Codex Micro Brings Physical Controls to AI Workflows
OpenAI’s Dominik Kundel presents the Codex Micro, built with Work Louder, as a customizable hardware control surface for directing and monitoring Codex work. In a demo using GPT-5.6 Sol to build a browser word game, he uses dedicated controls for voice prompts, Plan mode, reasoning effort, task switching, permission approvals and queued follow-up requests. Kundel’s central claim is that users can map those actions to physical inputs around their own workflow rather than rely on a fixed keyboard layout.

Codex Micro maps active Codex work to hardware controls
Dominik Kundel presents Codex Micro as a customizable keyboard built with Work Louder for Codex. In his example, the device brings voice dictation, Plan mode, reasoning effort, task switching, permission approval, and configurable shortcuts into a set of physical controls while Codex is working.
Kundel uses GPT-5.6 Sol to build a browser game called “One Letter Off.” Players change one letter at a time to turn “cold” into “warm,” with a 30-second timer, streaks, and tile animations. Holding a key on the Micro starts voice dictation, transcribing the request directly into Codex’s “What should we build?” field.
I can hold this key and start talking to Codex.
The entire specification appears without Kundel touching the laptop keyboard. Later, he uses the same control to send a revision: “Make the win state punchier and add a streak counter.” In Kundel’s framing, the Micro is meant to support both the initial instruction and subsequent direction of work.

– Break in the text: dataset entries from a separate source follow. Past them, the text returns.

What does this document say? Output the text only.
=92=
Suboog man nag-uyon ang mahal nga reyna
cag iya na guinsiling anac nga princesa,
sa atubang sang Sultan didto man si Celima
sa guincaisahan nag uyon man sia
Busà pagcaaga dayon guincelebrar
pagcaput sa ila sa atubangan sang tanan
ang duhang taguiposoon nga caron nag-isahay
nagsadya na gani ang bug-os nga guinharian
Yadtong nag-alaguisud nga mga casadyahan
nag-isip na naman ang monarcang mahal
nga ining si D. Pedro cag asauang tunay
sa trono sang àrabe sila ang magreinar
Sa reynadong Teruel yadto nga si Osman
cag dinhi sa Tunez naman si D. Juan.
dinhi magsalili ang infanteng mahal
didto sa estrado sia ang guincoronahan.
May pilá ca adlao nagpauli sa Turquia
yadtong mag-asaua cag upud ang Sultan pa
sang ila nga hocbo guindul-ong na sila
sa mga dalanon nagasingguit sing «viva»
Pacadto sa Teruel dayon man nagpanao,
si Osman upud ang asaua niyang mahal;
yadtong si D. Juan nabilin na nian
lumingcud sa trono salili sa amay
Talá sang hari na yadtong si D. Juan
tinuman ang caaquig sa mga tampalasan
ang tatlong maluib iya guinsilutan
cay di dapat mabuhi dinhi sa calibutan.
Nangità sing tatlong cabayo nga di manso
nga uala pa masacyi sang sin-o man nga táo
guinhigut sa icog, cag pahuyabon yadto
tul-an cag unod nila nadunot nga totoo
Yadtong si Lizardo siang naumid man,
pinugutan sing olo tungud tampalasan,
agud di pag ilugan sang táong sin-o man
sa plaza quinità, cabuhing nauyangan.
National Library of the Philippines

Input and steering are assigned to dedicated controls
The Micro’s analog stick can be mapped to the skills Kundel uses most often. Its default upward swipe activates Codex’s Plan mode; the interface confirms the command with “Toggle plan mode Triggered.”
A separate dial controls reasoning effort. Kundel says he uses it to move between a quick task and deeper reasoning without breaking his flow. The displayed Codex setting changes GPT-5.6 Sol’s advanced reasoning level from Light to Extra high.
The point is not that a particular mapping is mandatory. Kundel says the controls can be configured around the Codex actions a user uses most. But the defaults shown give distinct physical inputs to three forms of direction: speaking a request, entering Plan mode, and changing the requested reasoning effort.
Pinned tasks turn the Micro into a surface for supervising concurrent work
Kundel is not only building the word game. He also has other work running in pinned tasks, each assigned to a Micro key for quick switching. The visible Codex sidebar includes “Codex Chief of Staff,” “Docs revamp,” and “Build One Letter Off game.”
He says the device provides a quick view of what is running and what needs attention. When Codex is in the background, a double tap can surface an item requiring attention. Task switching, in this setup, is not limited to moving among open windows; it is linked to the pinned work Codex is carrying out.
The same control surface handles an interruption that requires approval. When Codex asks for permission to use Apple Notes, Kundel switches to the request and presses accept. The prompt shown asks, “Allow ChatGPT to use Notes?” and highlights “Allow this conversation.”
After approving the request, Kundel switches back and holds the voice key to queue the follow-up change to the game. He describes jumping among tasks as easier this way, adding that the analog stick also works as a fidget toy while Codex completes a task.
Customization is the product’s central premise
The completed game shows a timer at 23, COLD as the current word, WARM as the target word, and an instruction to type a four-letter word. Kundel calls it a live game built “all from the Micro.”
The particular controls used to make it are examples, not a fixed layout. Kundel says every Codex Micro control can be customized, including mappings for common skills, creating a pull request, or “even triggering my pet.”
All of the controls on the Codex Micro are customizable.
The settings screen shows battery and brightness controls, a graphical keyboard layout, agent keys and knobs, and an option to edit a keycap’s assigned shortcut. OpenAI positions the Micro as a configurable hardware layer for directing and monitoring Codex work: entering requests, selecting tasks, changing modes and reasoning effort, responding to permission prompts, and sending follow-up instructions.